Legislation that threatens water supply reliability for millions of Californians passed the Assembly Environmental Safety and Toxic Materials Committee this week.
The California Chamber of Commerce has labeled SB 1 (Atkins; D-San Diego) as a job killer due to the significant and entirely avoidable negative consequences resulting from language in the bill.
The author’s stated intent is to protect California’s air, water, biodiversity and citizens from any federal changes that undermine the state’s existing environmental standards.
Instead, the bill:
• substantially threatens water supply reliability for millions of Californians;
• forces state agencies to review irrelevant federal laws, regulations and guidelines;
• instigates costly litigation through the creation of brand new private rights of action;
• removes basic due process by waiving Administrative Procedure Act safeguards; and
• automatically integrates federal baseline standards into California law without agency review under certain circumstances.
The CalChamber and a coalition of industry groups, state water contractors and local chambers of commerce have proposed reasonable amendments that preserve all goals in the bill, avoid all identified negative impacts, and thereby remove all opposition. Unfortunately, the amendments have not been taken.
Although the author has accepted some of the amendments to address the CalChamber and coalition concerns, the majority and most significant problems of the bill remain unresolved. Those flaws include the following:
• SB 1 undermines the State Water Project, Central Valley Project and voluntary water flow agreements by removing the ability of the state Department of Fish and Wildlife to apply new science and adaptive management practices, thereby dismantling years of negotiations.
The bill’s rigid approach to water management runs counter to the collaborative, science-based approach developed during the current and previous state administrations to enhance fish and wildlife habitat throughout California and provide reliable water supplies to communities.
• SB 1’s overly broad mandate will have significant fiscal impacts for California agencies, estimated to be in the tens of millions of dollars annually.
• SB 1 subjects state and local agencies to lawsuits, including when reasonable persons can differ as to whether a standard/requirement is “less protective” than existing federal law. The bill also encourages such lawsuits through a one-sided attorneys’ fees provision and vague/ambiguous language.

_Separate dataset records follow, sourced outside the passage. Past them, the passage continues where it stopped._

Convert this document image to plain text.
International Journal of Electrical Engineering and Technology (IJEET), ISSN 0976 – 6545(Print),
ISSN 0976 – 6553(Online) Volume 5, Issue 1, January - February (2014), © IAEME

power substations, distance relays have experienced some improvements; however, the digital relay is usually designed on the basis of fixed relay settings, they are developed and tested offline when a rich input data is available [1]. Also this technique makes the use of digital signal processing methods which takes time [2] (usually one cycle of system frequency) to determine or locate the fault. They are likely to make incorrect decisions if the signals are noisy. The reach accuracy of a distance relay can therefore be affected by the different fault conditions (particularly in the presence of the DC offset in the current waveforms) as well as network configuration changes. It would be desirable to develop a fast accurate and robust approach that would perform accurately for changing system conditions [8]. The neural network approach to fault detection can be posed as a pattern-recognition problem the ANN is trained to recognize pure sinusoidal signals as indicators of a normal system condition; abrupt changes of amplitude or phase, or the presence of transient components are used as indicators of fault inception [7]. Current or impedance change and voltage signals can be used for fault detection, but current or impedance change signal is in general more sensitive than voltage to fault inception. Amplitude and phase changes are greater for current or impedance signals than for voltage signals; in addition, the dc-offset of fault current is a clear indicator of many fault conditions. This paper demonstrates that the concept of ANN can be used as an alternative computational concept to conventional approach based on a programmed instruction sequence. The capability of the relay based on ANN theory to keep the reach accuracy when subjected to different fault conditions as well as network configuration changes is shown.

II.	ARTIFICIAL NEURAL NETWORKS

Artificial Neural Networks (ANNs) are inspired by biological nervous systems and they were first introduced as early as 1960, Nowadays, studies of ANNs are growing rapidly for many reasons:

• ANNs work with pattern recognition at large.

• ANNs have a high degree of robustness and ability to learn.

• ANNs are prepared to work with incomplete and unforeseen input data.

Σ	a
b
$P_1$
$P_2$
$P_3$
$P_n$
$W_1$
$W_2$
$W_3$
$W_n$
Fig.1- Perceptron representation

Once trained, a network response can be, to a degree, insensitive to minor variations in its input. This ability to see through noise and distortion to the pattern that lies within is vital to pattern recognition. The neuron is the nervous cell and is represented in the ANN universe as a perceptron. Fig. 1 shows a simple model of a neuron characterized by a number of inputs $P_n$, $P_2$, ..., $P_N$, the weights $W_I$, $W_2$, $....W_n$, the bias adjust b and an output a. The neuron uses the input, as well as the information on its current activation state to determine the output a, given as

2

• SB 1 creates a new private right of action by any member of the public to enforce labor and employment law claims. As currently drafted, the bill would allow any “person in the public interest” (proposed Government Code Section 120072) to file a lawsuit to enforce provisions of the federal Fair Labor Standards Act of 1938, the federal Occupational Safety and Health Act of 1970, and the federal Coal Mine Health and Safety Act of 1969. This extension of private rights of action to labor and employment claims brought by the general public is unwarranted and would give rise to a flood of litigation against California businesses.
• Rulemaking pursuant to SB 1 will be permanent and without public notice and comment to nongovernmental organizations, businesses, the public and even state and local agencies. The bill circumvents the California Administrative Procedure Act.
As currently drafted, SB 1 provides no remedy other than litigation.
• New amendments allow federal baseline standards to automatically be integrated into California law without any state agency oversight or rulemaking if there is no analogous state standard.
SB 1 passed Assembly Environmental Safety and Toxic Materials on June 18, 6-1.
Ayes: Arambula (D-Fresno), Bauer-Kahan (D-Orinda), C. Garcia (D-Bell Gardens), Holden (D-Pasadena), Muratsuchi (D-Torrance), Quirk (D-Hayward).
No: Mathis (R-Visalia).
Not voting: Melendez (R-Lake Elsinore).
SB 1 will be considered next by the Assembly Natural Resources Committee.